Name: Caring for you
Time: 08:09 PM
Say a prayer: Father forgive them for they know not what they do.
Think about how unruly we are to God. Think about how unruly we were with our parents growing up. Take a few minutes and go to your prayer closet or your quiet space.
This person may or may not know or may not be able to control this part of their behavior depending on the medical condition.
I am praying for you.
Name: donna jamison
Time: 01:44 AM
Keep telling yourself that it is the disease speaking and not your loved one.
Location: Newport News
Time: 11:59 AM
Sadly, it is very common for your loved one to treat you badly.

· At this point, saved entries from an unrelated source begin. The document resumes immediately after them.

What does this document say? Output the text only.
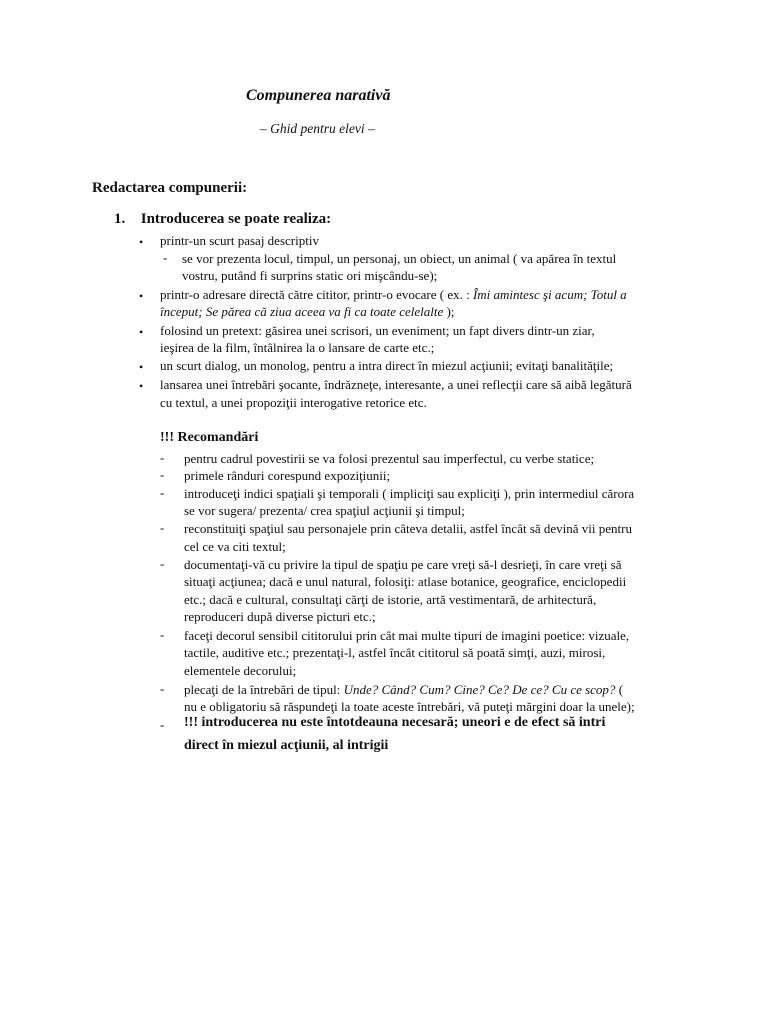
Compunerea narativă
– Ghid pentru elevi –
Redactarea compunerii:
1. Introducerea se poate realiza:
• printr-un scurt pasaj descriptiv
- se vor prezenta locul, timpul, un personaj, un obiect, un animal ( va apărea în textul
vostru, putând fi surprins static ori mişcându-se);
• printr-o adresare directă către cititor, printr-o evocare ( ex. : Îmi amintesc şi acum; Totul a
început; Se părea că ziua aceea va fi ca toate celelalte );
• folosind un pretext: găsirea unei scrisori, un eveniment; un fapt divers dintr-un ziar,
ieşirea de la film, întâlnirea la o lansare de carte etc.;
• un scurt dialog, un monolog, pentru a intra direct în miezul acţiunii; evitaţi banalităţile;
• lansarea unei întrebări şocante, îndrăzneţe, interesante, a unei reflecţii care să aibă legătură
cu textul, a unei propoziţii interogative retorice etc.
!!! Recomandări
- pentru cadrul povestirii se va folosi prezentul sau imperfectul, cu verbe statice;
- primele rânduri corespund expoziţiunii;
- introduceţi indici spaţiali şi temporali ( impliciţi sau expliciţi ), prin intermediul cărora
se vor sugera/ prezenta/ crea spaţiul acţiunii şi timpul;
- reconstituiţi spaţiul sau personajele prin câteva detalii, astfel încât să devină vii pentru
cel ce va citi textul;
- documentaţi-vă cu privire la tipul de spaţiu pe care vreţi să-l desrieţi, în care vreţi să
situaţi acţiunea; dacă e unul natural, folosiţi: atlase botanice, geografice, enciclopedii
etc.; dacă e cultural, consultaţi cărţi de istorie, artă vestimentară, de arhitectură,
reproduceri după diverse picturi etc.;
- faceţi decorul sensibil cititorului prin cât mai multe tipuri de imagini poetice: vizuale,
tactile, auditive etc.; prezentaţi-l, astfel încât cititorul să poată simţi, auzi, mirosi,
elementele decorului;
- plecaţi de la întrebări de tipul: Unde? Când? Cum? Cine? Ce? De ce? Cu ce scop? (
nu e obligatoriu să răspundeţi la toate aceste întrebări, vă puteţi mărgini doar la unele);
- !!! introducerea nu este întotdeauna necesară; uneori e de efect să intri
direct în miezul acţiunii, al intrigii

I've even seen things get violent which makes a hard situation almost unbearable. Talk to the doctor about medication options, seek out a local support group for suggestions, talk to CNAs on techniques that they use. One day all the effort you're putting into this will end and I hope that you will be able to look back and know that you did all you could.
Name: Sandy Eastman
Location: Montrose, Colorado
Time: 11:58 AM
The situation you asked about can be very painful to deal with. Keep reminding yourself, "it's the disease." Your loved one probably wouldn't be treating you badly IF he/she was able to help themself. Put yourself in their shoes......how frustrating this diesease must be to deal with. This is the "new reality" now and as hard as it is to accept, once you do accept it, the easier it becomes to deal with. Find a support group and attend regularly. There really ARE others out there dealing with the same problems and you can be a help to one another. Be strong and remember, "Take care of the caregiver!" You must allow time for yourself. My thoughts and prayers are with you.